Republican Rep. Claudia Tenney has urged the Cabinet to consider using the 25th Amendment to remove President Biden from office following Special Counsel Robert Hur’s report, which did not recommend criminal charges against Biden for mishandling classified documents.
She expressed concerns about Biden’s mental faculties and selective prosecution.
Rep. Claudia Tenney wrote, “After concluding that President Biden knowingly and willfully removed, mishandled, and disclosed classified documents repeatedly over a period of decades, Mr. Hur nevertheless recommended that charges not be brought against him.”
“Special Counsel’s reasoning was alarming,” she added.
She continued, “He recited numerous instances in which President Biden exhibited dramatically compromised mental faculties and concluded that a jury would be likely to perceive President Biden as a sympathetic and forgetful old man.”
Rep. Tenney emphasized that she “need not tell you that selective prosecution is morally, ethically, and legally prohibited.”
“We don’t prosecute or decline to prosecute people based on their personalities, or on the public’s anticipated perception of them,” explained the lawmaker.
“If Special Counsel finds that the evidence forms a reasonable basis to bring charges, he must do so,” she insisted.
Rep.
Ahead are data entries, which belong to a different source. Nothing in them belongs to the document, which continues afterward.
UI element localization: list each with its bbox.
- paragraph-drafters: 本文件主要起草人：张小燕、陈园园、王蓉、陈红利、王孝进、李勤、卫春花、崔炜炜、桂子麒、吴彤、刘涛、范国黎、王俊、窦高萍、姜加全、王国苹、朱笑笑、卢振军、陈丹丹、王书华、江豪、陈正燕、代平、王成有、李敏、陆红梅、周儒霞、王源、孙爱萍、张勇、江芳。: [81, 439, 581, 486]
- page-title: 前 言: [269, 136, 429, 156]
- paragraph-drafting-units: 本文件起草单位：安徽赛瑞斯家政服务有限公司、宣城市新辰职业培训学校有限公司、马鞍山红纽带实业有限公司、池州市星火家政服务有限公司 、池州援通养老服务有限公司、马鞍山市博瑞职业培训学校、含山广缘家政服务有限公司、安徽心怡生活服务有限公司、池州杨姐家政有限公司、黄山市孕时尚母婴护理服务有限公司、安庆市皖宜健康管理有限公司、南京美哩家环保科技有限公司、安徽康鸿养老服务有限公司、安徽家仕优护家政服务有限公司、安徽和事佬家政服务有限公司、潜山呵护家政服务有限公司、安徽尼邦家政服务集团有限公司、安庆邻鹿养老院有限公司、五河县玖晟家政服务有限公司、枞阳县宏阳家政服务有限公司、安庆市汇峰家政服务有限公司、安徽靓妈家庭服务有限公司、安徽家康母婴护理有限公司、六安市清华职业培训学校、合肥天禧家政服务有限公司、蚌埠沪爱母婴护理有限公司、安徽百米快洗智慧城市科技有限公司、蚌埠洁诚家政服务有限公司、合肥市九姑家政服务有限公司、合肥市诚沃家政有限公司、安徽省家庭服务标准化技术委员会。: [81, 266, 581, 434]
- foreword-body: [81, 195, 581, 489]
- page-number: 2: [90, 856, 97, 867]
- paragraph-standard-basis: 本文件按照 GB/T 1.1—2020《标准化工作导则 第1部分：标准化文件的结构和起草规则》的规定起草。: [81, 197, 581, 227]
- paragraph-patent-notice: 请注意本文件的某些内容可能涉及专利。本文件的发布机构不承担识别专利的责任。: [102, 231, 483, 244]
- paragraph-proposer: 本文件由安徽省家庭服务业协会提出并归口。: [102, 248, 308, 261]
Tenney argued that the Dept. of Justice “cannot ethically bring charges against former President Trump because he has mental acuity and a forceful personality, and decline to bring charges against President Biden because of his cognitive decline.”
She demanded that Biden “needs to be charged, unless he is not mentally competent to stand trial.”
“Candidly, Special Counsel’s report makes a reasonable case that he is not,” she added.
“Being unable to remember what position he held, and when, is exceptionally concerning. Being unable to remember when one’s child died – even within a time frame of several years – is perhaps more a more damning reflection of his mental impairment,” explained Tenney.
In response, Biden defended himself, stating his memory is fine and rejecting the suggestion that he is unfit for office.
Biden previously said, “I’m the most qualified person in this country to be President of the United States.”
Hur’s report highlighted instances where Biden struggled to recall key details, and the White House defended these memory lapses as common.
Special Counsel Robert Hur wrote, “He did not remember when he was vice president, forgetting on the first day of the interview when his term ended (‘if it was 2013 — when did I stop being Vice President?’), and forgetting on the second day of the interview when his term began (‘in 2009, am I still Vice President?’).”
“He did not remember, even within several years, when his son Beau died,” Hur’s findings continued.
“And his memory appeared hazy when describing the Afghanistan debate that was once so important to him. Among other things, he mistakenly said he ‘had a real difference’ of opinion with General Karl Eikenberry, when, in fact, Eikenberry was an ally whom Mr. Biden cited approvingly in his Thanksgiving memo to President Obama,” added Hur.
“In a case where the government must prove that Mr. Biden knew he had possession of the classified Afghanistan documents after the vice presidency and chose to keep those documents, knowing he was violating the law, we expect that at trial, his attorneys would emphasize these limitations in his recall,” wrote Hur in the report.
Biden faced criticism for misidentifying world leaders and faced questions about his fitness for re-election.